Lilia mendapati dirinya terus menatap figur Jean seolah tersihir. Pria itu memiliki karisma dan wibawa seorang pemimpin alami yang menarik perhatian semua orang. Dia tampak seperti raja yang sedang berpidato di depan rakyatnya.
Isi pidato Jean sangat singkat dan ringkas. Dia memuji orang-orang yang telah bekerja keras selama ini dan meminta mereka menikmati pestanya. Walaupun pendek, Lilia bisa merasakan ketulusan dalam suaranya. Kini dia paham mengapa Jean yang tidak pernah muncul di publik dapat mempertahankan reputasi baiknya.
"Sis Lilia, apa kamu terpesona melihat Jean?" Tiba-tiba Tom mengajak Lilia bicara. Senyum lebarnya terlihat jahil. "Aku bisa melihatnya dari wajahmu!"
Lilia buru-buru menetralkan ekspresi wajahnya. "Oh? Tuan Tom juga ingin berpidato di depan sebagai sahabat dekat Presiden Jean? Aku yakin itu bisa diatur dengan mudah. Permisi…" Lilia bergerak ke arah pelayan terdekat.
"Eh, hei, tunggu, tunggu!" Tom panik melihat keseriusan di wajah Lilia. Dia memegangi lengan Lilia erat-erat. "Sis, aku hanya bercanda, maafkan aku…!"
"Apa yang sedang kalian bicarakan?"
Lilia dan Tom sama-sama membeku dan perlahan menoleh ke arah Jean, yang sudah menyelesaikan pidatonya.
Pandangan Jean jatuh pada tangan Tom yang masih memegang lengan Lilia. Jean melontarkan tatapan setajam pisau ke arah Tom. Pria malang itu buru-buru melepaskan Lilia dan berlindung di belakang Chris, yang hanya bisa tersenyum pasrah.
"Jean…"
Sebelum Lilia bisa menjelaskan, lengan pria itu melingkari pinggangnya. Lilia sekali lagi jatuh ke dalam pelukan Jean di depan semua orang.
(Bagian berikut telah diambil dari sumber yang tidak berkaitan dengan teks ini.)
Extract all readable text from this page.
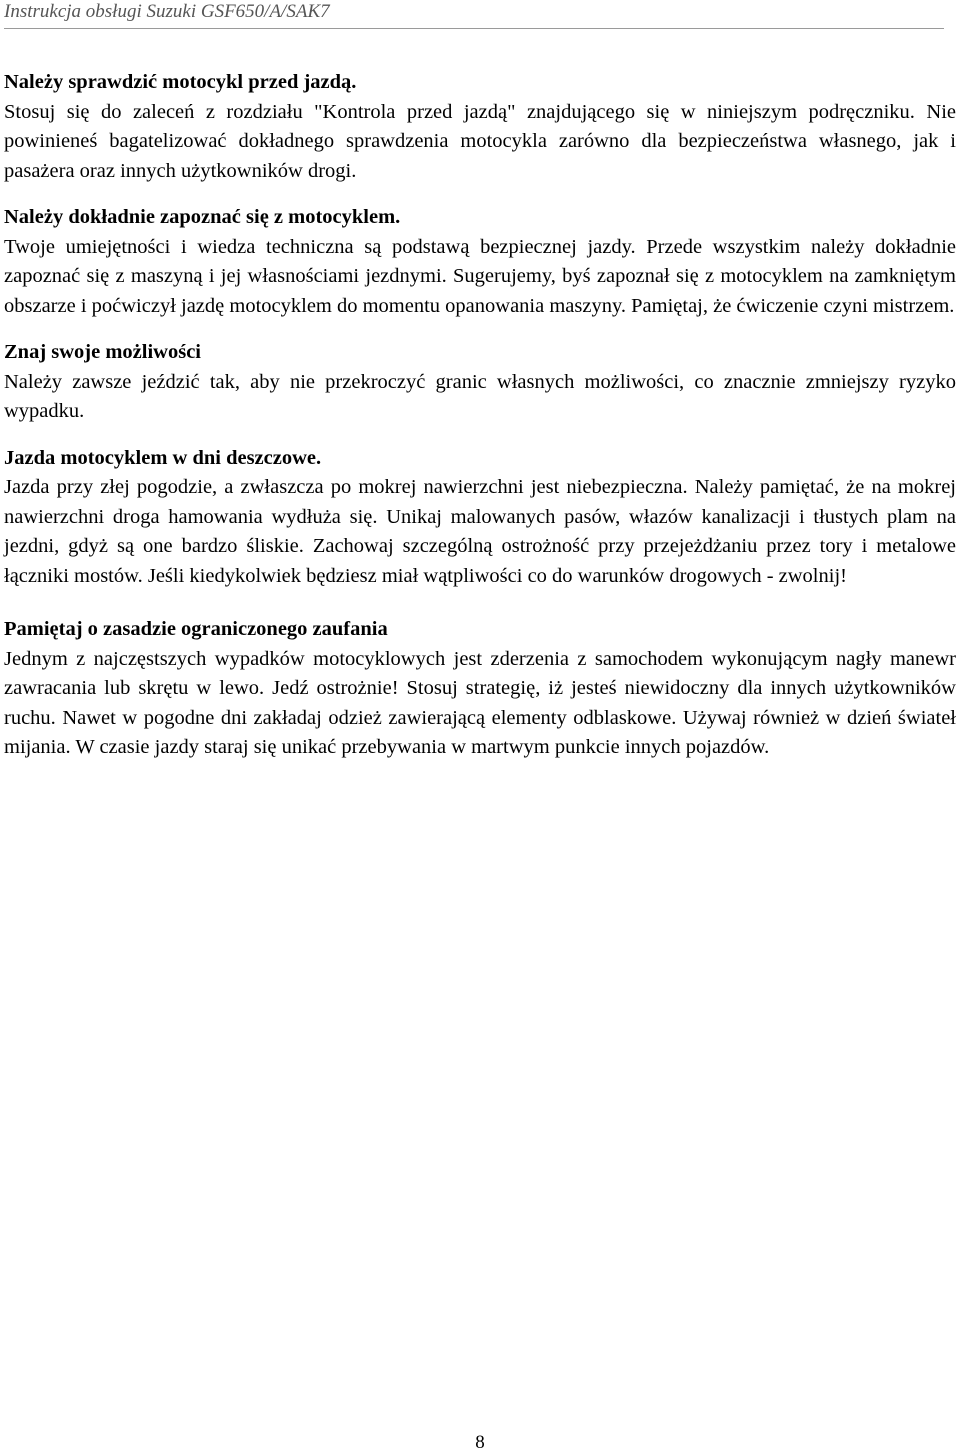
Instrukcja obsługi Suzuki GSF650/A/SAK7

Należy sprawdzić motocykl przed jazdą.

Stosuj się do zaleceń z rozdziału "Kontrola przed jazdą" znajdującego się w niniejszym podręczniku. Nie powinieneś bagatelizować dokładnego sprawdzenia motocykla zarówno dla bezpieczeństwa własnego, jak i pasażera oraz innych użytkowników drogi.

Należy dokładnie zapoznać się z motocyklem.

Twoje umiejętności i wiedza techniczna są podstawą bezpiecznej jazdy. Przede wszystkim należy dokładnie zapoznać się z maszyną i jej własnościami jezdnymi. Sugerujemy, byś zapoznał się z motocyklem na zamkniętym obszarze i poćwiczył jazdę motocyklem do momentu opanowania maszyny. Pamiętaj, że ćwiczenie czyni mistrzem.

Znaj swoje możliwości

Należy zawsze jeździć tak, aby nie przekroczyć granic własnych możliwości, co znacznie zmniejszy ryzyko wypadku.

Jazda motocyklem w dni deszczowe.

Jazda przy złej pogodzie, a zwłaszcza po mokrej nawierzchni jest niebezpieczna. Należy pamiętać, że na mokrej nawierzchni droga hamowania wydłuża się. Unikaj malowanych pasów, włazów kanalizacji i tłustych plam na jezdni, gdyż są one bardzo śliskie. Zachowaj szczególną ostrożność przy przejeżdżaniu przez tory i metalowe łączniki mostów. Jeśli kiedykolwiek będziesz miał wątpliwości co do warunków drogowych - zwolnij!

Pamiętaj o zasadzie ograniczonego zaufania

Jednym z najczęstszych wypadków motocyklowych jest zderzenia z samochodem wykonującym nagły manewr zawracania lub skrętu w lewo. Jedź ostrożnie! Stosuj strategię, iż jesteś niewidoczny dla innych użytkowników ruchu. Nawet w pogodne dni zakładaj odzież zawierającą elementy odblaskowe. Używaj również w dzień świateł mijania. W czasie jazdy staraj się unikać przebywania w martwym punkcie innych pojazdów.

8
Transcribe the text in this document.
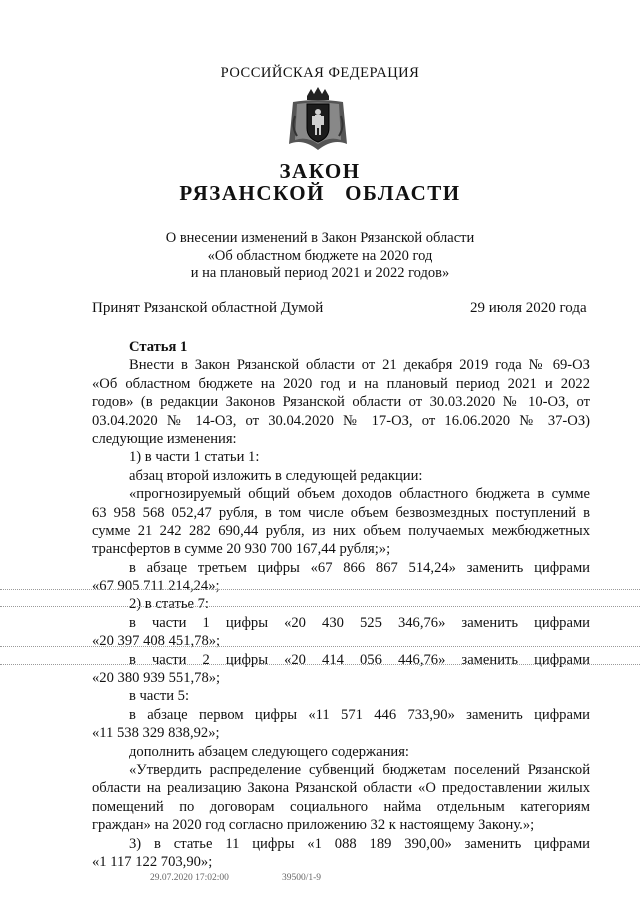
РОССИЙСКАЯ ФЕДЕРАЦИЯ
ЗАКОН
РЯЗАНСКОЙ   ОБЛАСТИ
О внесении изменений в Закон Рязанской области
«Об областном бюджете на 2020 год
и на плановый период 2021 и 2022 годов»
Принят Рязанской областной Думой	29 июля 2020 года
Статья 1
Внести в Закон Рязанской области от 21 декабря 2019 года № 69-ОЗ
«Об областном бюджете на 2020 год и на плановый период 2021 и 2022
годов» (в редакции Законов Рязанской области от 30.03.2020 № 10-ОЗ, от
03.04.2020 № 14-ОЗ, от 30.04.2020 № 17-ОЗ, от 16.06.2020 № 37-ОЗ)
следующие изменения:
1) в части 1 статьи 1:
абзац второй изложить в следующей редакции:
«прогнозируемый общий объем доходов областного бюджета в сумме
63 958 568 052,47 рубля, в том числе объем безвозмездных поступлений в
сумме 21 242 282 690,44 рубля, из них объем получаемых межбюджетных
трансфертов в сумме 20 930 700 167,44 рубля;»;
в абзаце третьем цифры «67 866 867 514,24» заменить цифрами
«67 905 711 214,24»;
2) в статье 7:
в части 1 цифры «20 430 525 346,76» заменить цифрами
«20 397 408 451,78»;
в части 2 цифры «20 414 056 446,76» заменить цифрами
«20 380 939 551,78»;
в части 5:
в абзаце первом цифры «11 571 446 733,90» заменить цифрами
«11 538 329 838,92»;
дополнить абзацем следующего содержания:
«Утвердить распределение субвенций бюджетам поселений Рязанской
области на реализацию Закона Рязанской области «О предоставлении жилых
помещений по договорам социального найма отдельным категориям
граждан» на 2020 год согласно приложению 32 к настоящему Закону.»;
3) в статье 11 цифры «1 088 189 390,00» заменить цифрами
«1 117 122 703,90»;
29.07.2020 17:02:00	39500/1-9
"Tunggu…Jean…lepaskan aku! Semua orang sedang memperhatikan!" Lilia mendesis panik, tapi Jean mengabaikannya.
Para tamu yang hadir terkejut melihat keintiman keduanya. Beberapa orang bahkan menjatuhkan gelas mereka. Mereka semua dapat menangkap pesan di balik sikap Jean: ini wanitaku, jadi jangan macam-macam!
Apakah ini benar-benar Presiden Jean yang tidak pernah tertarik pada wanita?!
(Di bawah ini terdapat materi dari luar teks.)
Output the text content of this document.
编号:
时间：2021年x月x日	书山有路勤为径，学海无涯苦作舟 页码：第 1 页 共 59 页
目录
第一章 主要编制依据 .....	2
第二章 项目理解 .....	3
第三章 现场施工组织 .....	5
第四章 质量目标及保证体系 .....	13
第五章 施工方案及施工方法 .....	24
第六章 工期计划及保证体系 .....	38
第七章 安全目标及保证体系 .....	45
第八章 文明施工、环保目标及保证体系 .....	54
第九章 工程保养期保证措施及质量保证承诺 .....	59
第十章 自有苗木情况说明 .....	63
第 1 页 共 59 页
Saat ini sang walikota sedang menyampaikan pidatonya di atas panggung, tapi tidak ada seorang pun yang memperhatikan. Mereka terlalu sibuk mencuri pandang ke arah Jean, yang berbisik-bisik dengan wanita di pelukannya.
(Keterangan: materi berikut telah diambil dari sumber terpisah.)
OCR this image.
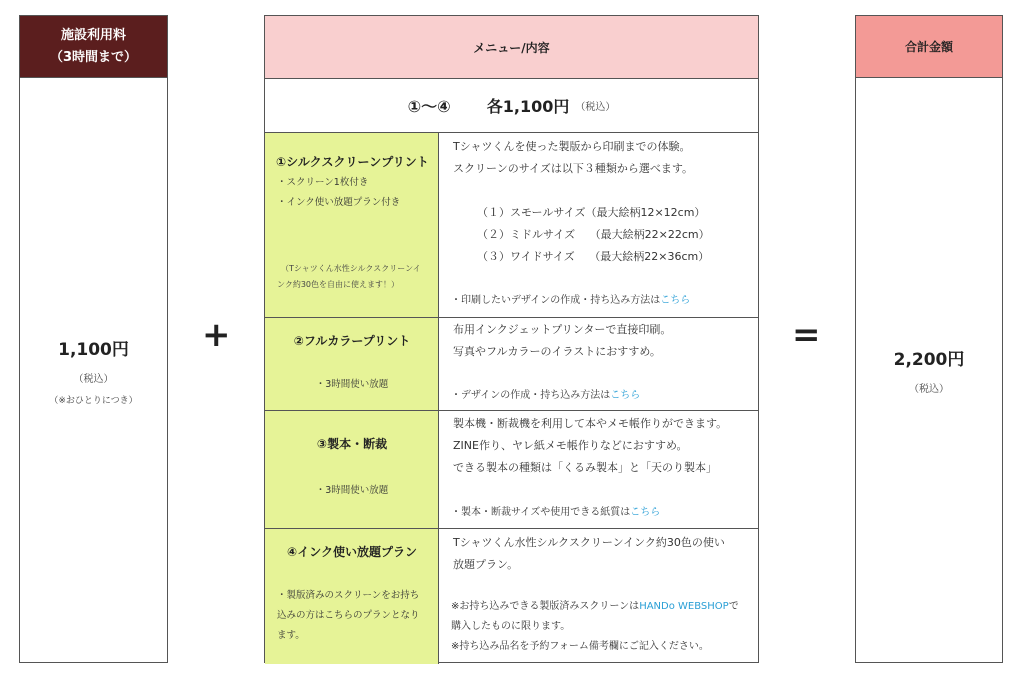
施設利用料
（3時間まで）
1,100円
（税込）
（※おひとりにつき）
+
メニュー/内容
①〜④ 各1,100円 （税込）
①シルクスクリーンプリント
・スクリーン1枚付き
・インク使い放題プラン付き
（Tシャツくん水性シルクスクリーンイ
ンク約30色を自由に使えます！）
Tシャツくんを使った製版から印刷までの体験。
スクリーンのサイズは以下３種類から選べます。
（１）スモールサイズ（最大絵柄12×12cm）
（２）ミドルサイズ　 （最大絵柄22×22cm）
（３）ワイドサイズ　 （最大絵柄22×36cm）
・印刷したいデザインの作成・持ち込み方法はこちら
②フルカラープリント
・3時間使い放題
布用インクジェットプリンターで直接印刷。
写真やフルカラーのイラストにおすすめ。
・デザインの作成・持ち込み方法はこちら
③製本・断裁
・3時間使い放題
製本機・断裁機を利用して本やメモ帳作りができます。
ZINE作り、ヤレ紙メモ帳作りなどにおすすめ。
できる製本の種類は「くるみ製本」と「天のり製本」
・製本・断裁サイズや使用できる紙質はこちら
④インク使い放題プラン
・製版済みのスクリーンをお持ち
込みの方はこちらのプランとなり
ます。
Tシャツくん水性シルクスクリーンインク約30色の使い
放題プラン。
※お持ち込みできる製版済みスクリーンはHANDo WEBSHOPで
購入したものに限ります。
※持ち込み品名を予約フォーム備考欄にご記入ください。
=
合計金額
2,200円
（税込）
"Kamu kelihatan akrab dengan mereka bertiga. Terutama dengan Alex." Bisik Jean di telinga Lilia.
Lilia terus berusaha melepaskan diri dari Jean, namun usahanya sia-sia. "Yah…begitulah. Omong-omong, pidatomu tadi bagus."
"Apa yang kalian bicarakan?" Jean menepis usaha Lilia mengganti topik pembicaraan dengan wajah tenang.
"…dia berencana meluncurkan produk baru untuk tahun ini, dan dia menawariku untuk menjadi salah satu modelnya." Jawab Lilia sambil mencubit lengan Jean, menyuruh pria itu melepaskannya.
"Hmm…dan kamu menerima tawarannya?" Alih-alih melepaskannya, Jean justru menariknya makin dekat.
Lilia dapat mencium aroma Jean yang jernih dan harum seperti musim semi, tanpa bau rokok seperti biasanya. Wajah Lilia semakin merah dan dia bersiap-siap menyikut Jean sampai pria itu melepaskannya. Walau reputasi Lilia juga akan ikut hancur, setidaknya itu lebih baik daripada menghabiskan semalaman dalam posisi memalukan ini.
Namun sebelum Lilia bisa melakukan itu, dia mendengar suara wanita yang dibencinya.
"Kak Chris!"
Lilia menoleh dan Jean mengikuti pandangannya. Dia membeku saat melihat Sara Hartanto muncul dari antara kerumunan. Dia mengenakan gaun pesta merah yang terlihat mewah, seolah dia tidak pernah mengalami kecelakaan mobil.
"Kak Chris, di sini kamu rupanya! Aku mencarimu dari tadi!" Sara berjalan ke arah ketiga pria di dekat Lilia.
Tatapan Lilia terjatuh pada Chris. Dia tahu mereka dari keluarga yang sama, tapi pria itu adalah kakak Sara?!
Chris menoleh pada Sara dan ekspresi wajahnya berubah jengkel. "Hm." Jawabnya pendek.